Prejudice, Stigma, and Blame. Fear and uncertainly lead to misconceptions about disease origin and transmission. Too many times in the past and now, people blame a race, culture, and/or place for somehow “bringing” or causing an outbreak. I’m intentionally not going to give historic or current examples here. Stop profiling and recognize that contagions have always emerged. Focus on what unites us. We need global cooperation, not racist misinformation.

Opportunists Capitalizing on Crisis. Unfortunately, epidemics also bring out the unscrupulous, those trying to make money off of panic, fear, and tragedy. Physicians and laypeople alike used to concoct their own “medicine” and advertise it in the local papers.

From The Federal Gazette, October 2, 1793, p. 2

Today’s regulation makes it more difficult for people to market their products as “cures.” However, we can certainly lump the hand sanitizer misers and TP hoarders selling their overpriced stockpiles into this category.

Emergence of Quack Remedies & Myths. On a related note, the profiteers are only successful because this is a vulnerable time. Without scientifically-backed cures (and sometimes with them), people have always come up with their own ideas about disease, which is exacerbated during epidemics. Past “cures” for various contagions have included smoking cigars (even for children), gunpowder, turpentine, enemas, hot air balloon rides, drinking blood, and onions. Some of these are not too far off of the COVID-19 “remedies.” No, drinking salt water will not kill the virus, despite the claims of a popular social media post.

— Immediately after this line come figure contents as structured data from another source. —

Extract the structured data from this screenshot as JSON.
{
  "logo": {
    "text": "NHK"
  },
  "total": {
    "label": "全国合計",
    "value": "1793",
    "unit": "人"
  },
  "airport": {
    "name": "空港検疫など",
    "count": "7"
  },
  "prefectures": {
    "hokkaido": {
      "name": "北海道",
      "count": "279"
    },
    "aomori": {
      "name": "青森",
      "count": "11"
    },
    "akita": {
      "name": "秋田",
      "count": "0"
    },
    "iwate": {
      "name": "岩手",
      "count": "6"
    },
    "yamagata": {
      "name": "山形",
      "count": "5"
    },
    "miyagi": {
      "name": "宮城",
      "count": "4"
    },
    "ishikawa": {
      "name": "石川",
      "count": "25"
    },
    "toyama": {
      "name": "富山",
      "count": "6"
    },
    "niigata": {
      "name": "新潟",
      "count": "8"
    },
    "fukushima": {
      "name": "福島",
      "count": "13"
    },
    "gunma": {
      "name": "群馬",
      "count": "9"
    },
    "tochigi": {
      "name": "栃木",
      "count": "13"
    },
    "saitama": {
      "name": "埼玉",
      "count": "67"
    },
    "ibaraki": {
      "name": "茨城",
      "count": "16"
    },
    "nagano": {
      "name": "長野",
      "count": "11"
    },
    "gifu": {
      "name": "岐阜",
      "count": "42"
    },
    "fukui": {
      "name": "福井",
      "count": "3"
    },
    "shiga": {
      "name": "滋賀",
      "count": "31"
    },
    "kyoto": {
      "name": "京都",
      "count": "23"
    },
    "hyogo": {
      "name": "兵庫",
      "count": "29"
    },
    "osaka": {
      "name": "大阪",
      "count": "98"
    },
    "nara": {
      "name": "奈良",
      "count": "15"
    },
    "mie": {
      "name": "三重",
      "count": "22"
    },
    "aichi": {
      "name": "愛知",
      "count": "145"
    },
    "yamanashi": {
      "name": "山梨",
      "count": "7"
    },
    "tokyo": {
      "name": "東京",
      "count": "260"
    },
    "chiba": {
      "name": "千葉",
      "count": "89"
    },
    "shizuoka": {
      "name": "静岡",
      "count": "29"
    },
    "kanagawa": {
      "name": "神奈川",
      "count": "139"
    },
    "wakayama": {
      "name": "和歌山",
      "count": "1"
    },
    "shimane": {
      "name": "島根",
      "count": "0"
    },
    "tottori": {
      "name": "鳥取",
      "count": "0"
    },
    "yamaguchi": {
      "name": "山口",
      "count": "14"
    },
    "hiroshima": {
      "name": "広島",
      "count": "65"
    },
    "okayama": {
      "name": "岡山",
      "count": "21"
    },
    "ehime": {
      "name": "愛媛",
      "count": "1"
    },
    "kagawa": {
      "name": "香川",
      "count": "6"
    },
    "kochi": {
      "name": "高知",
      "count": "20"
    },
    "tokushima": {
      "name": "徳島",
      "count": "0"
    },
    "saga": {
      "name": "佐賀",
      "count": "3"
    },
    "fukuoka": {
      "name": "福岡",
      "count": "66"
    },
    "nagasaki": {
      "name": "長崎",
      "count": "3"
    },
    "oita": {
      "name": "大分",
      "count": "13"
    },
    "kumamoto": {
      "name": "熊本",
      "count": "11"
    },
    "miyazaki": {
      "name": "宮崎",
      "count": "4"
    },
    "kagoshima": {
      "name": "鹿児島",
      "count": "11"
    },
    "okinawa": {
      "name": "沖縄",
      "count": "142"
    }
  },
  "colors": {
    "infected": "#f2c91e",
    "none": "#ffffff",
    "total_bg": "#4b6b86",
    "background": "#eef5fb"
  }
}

Unsung Heroes. The good of humanity to pitch in and help. On the bright side, epidemics also bring out the helpers. Health professionals, clergy, volunteers, and others step up to assist those in need, risking their own lives so that others can receive treatment, food, clothing, and/or comfort. Notably, numerous members of the Free African Society worked tirelessly in the 1793 yellow fever epidemic in Philadelphia. Many succumbed to the disease themselves.

We are already seeing unsung heroes in action. In as much as we recognize health professionals, we also need to praise food program distributors, grocery store clerks, sanitation workers and others who keep society together. It is and will be the helpers that push us through.